Whatever happened to that beautiful child? Did he make it to an orphanage deep behind the RPF lines? Did he survive the following battles? Is he dead or is he now a child soldier himself, caught in the seemingly endless conflict that plagues his homeland?
That moment, when the boy, in the arms of a soldier young enough to be his brother, was swallowed by a whole forest, still haunts me. It's a memory that never lets me forget how ineffective and irresponsible we were when we promised the Rwandans that we would establish an atmosphere of security that would allow them to achieve everlasting peace. It has been almost nine years since I left Rwanda, but as I write this, the sounds, smells, and colours come flooding back in digital clarity. It's as if someone sliced into my brain and grafted this horror called Rwanda frame by blood-soaked frame directly on my cortex. I could not forget even if I wanted to.

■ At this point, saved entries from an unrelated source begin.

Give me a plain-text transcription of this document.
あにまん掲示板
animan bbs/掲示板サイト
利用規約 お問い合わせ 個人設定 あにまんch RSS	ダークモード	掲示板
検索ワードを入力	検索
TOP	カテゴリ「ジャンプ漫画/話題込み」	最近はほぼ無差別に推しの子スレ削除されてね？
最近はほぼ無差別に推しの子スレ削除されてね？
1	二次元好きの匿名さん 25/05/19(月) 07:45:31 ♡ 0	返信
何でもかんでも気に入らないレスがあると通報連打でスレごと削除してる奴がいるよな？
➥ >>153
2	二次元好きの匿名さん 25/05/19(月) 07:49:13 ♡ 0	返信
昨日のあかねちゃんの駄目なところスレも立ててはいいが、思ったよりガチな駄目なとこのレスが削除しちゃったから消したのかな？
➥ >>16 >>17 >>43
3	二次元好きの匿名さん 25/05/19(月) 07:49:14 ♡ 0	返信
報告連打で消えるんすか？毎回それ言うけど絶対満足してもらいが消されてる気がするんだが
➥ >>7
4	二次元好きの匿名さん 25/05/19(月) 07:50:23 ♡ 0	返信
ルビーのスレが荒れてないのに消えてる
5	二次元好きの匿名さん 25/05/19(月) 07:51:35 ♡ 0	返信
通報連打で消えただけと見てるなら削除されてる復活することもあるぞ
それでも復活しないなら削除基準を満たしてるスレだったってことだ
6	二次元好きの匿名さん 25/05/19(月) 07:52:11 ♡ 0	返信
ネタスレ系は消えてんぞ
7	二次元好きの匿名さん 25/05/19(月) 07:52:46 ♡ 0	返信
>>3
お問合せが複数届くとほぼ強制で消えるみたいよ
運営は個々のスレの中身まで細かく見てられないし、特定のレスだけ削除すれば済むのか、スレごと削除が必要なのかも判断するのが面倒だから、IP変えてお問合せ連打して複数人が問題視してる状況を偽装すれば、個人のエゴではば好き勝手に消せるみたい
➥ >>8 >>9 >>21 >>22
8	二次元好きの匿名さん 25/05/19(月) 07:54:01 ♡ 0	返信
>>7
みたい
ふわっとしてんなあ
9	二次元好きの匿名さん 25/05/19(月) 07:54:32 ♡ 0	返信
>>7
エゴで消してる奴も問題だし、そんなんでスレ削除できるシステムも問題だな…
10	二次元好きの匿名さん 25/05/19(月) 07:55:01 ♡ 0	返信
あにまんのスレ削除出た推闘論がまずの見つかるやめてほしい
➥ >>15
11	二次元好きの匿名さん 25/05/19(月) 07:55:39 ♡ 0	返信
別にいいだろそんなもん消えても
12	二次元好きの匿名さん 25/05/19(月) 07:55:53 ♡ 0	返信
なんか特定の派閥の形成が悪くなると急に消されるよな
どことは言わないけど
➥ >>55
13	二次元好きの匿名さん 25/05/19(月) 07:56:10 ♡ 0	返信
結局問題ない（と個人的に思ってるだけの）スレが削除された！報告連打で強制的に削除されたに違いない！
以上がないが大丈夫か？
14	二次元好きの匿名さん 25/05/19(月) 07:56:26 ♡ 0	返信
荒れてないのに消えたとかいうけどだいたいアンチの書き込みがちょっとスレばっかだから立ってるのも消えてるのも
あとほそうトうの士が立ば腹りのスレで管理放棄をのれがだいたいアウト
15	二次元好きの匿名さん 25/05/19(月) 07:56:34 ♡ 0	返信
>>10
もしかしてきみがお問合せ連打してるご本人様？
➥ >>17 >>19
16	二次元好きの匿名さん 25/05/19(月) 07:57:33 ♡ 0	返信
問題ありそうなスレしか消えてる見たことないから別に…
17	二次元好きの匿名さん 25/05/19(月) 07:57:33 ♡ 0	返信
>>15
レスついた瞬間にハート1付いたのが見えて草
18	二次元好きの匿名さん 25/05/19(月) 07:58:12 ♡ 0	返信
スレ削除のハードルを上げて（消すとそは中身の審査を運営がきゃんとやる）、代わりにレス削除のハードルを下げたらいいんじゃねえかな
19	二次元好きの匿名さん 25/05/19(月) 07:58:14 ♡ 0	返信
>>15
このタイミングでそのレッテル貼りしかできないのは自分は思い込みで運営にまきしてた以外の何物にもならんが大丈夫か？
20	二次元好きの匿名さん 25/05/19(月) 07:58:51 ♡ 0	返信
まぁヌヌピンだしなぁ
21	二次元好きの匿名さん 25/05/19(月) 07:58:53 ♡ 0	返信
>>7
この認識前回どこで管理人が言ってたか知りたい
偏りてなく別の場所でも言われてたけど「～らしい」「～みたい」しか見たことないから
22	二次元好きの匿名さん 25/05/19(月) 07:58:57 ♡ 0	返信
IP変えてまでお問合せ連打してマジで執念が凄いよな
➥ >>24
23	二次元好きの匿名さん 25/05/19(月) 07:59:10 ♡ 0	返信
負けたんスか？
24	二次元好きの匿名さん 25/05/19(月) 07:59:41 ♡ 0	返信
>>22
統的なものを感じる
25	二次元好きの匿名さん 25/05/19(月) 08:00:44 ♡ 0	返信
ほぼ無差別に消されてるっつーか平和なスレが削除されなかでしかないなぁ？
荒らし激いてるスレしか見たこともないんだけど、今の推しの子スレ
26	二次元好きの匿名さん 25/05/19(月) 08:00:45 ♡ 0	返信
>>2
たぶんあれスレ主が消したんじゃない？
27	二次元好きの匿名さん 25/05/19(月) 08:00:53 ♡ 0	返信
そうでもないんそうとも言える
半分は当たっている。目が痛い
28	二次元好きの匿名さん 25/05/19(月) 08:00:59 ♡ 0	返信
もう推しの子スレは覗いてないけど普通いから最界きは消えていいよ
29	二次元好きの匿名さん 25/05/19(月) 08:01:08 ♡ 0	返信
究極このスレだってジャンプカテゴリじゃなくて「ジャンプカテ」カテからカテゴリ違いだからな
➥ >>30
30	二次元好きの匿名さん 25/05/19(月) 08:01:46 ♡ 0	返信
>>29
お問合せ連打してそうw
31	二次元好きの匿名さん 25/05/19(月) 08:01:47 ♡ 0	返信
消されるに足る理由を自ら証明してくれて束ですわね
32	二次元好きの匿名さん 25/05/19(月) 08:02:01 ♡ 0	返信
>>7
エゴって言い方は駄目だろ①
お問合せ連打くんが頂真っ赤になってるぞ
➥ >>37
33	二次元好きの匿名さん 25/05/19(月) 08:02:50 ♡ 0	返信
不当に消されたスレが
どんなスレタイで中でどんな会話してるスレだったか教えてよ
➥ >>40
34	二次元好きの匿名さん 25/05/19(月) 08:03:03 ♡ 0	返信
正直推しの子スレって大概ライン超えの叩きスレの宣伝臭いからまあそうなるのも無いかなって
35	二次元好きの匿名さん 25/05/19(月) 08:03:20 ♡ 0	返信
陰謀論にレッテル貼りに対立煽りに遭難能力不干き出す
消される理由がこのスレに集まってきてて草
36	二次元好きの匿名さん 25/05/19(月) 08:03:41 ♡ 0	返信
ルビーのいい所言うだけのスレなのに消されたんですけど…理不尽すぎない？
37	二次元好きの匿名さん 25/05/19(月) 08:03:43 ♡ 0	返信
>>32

For many years, I have yearned to return to Rwanda and disappear into the blue-green hills with my ghosts. A simple pilgrim seeking forgiveness and pardon. But as I slowly begin to piece my life back together, I know the time has come for me to make a more difficult pilgramage: to travel bcak through all those terrible memories and retrieve my soul...
...That mission, UNAMIR, failed. I know intimately the cost in human lives of the inflexible UN Security Council mandate, the penny-pinching financial mangement of the mission, the UN red tape, the political manipulations and my own personal limitations. What I have come to realize as the root of it all, however, is the fundamental indifference of the world community to the plight of seven to eight million black Africans in a tiny country that had no strategic or resource value to any world power. An overpopulated little country that turned in on itself and destroyed its own people, as the world watched and yet could not manage to find the political will to intervene. Engraved still in my brain is the judgment of a small group of beaurocrats who came to 'assess' the situation in the first few weeks of the genocide: 'We will recommend to our government not to intervene as the risks are high and all that is here is human.'"
Lt. General Romeo Dallaire, Force Commander of the UN Assistance Mission to Rwanda, 1993-1994 in his introduction to _Shake Hands With The Devil: The Failure of Humanity in Rwanda_.
The text below is from www.orphansofrwanda.org
"Centre Memorial de Gisimba (Gisimba Memorial Center)
The Gisimba orphanage, located in the Nyamirambo quarter of Kigali, is led by Damas Mutezintare Gisimba. Damas's father founded the orphanage in 1980 with 18 children living in one house. Damas took over in 1986 after the death of his father. During the genocide Damas sheltered over 400 children and adults in the small orphanage compound from the predations of the interahamwe [the Hutu paramilitary squads that carried out much of the genocide]. Though the orphanage was repeatedly menaced, Damas and his colleagues held their ground and did not give in to the genocidaires. He has been honored for his heroism by the Rwandan government and many other organizations.
The orphanage currently houses over 150 children. Ten years ago almost all were genocide victims, but many of the newer arrivals have been orphaned by AIDS. Because their parents were HIV+, a number of them are also infected."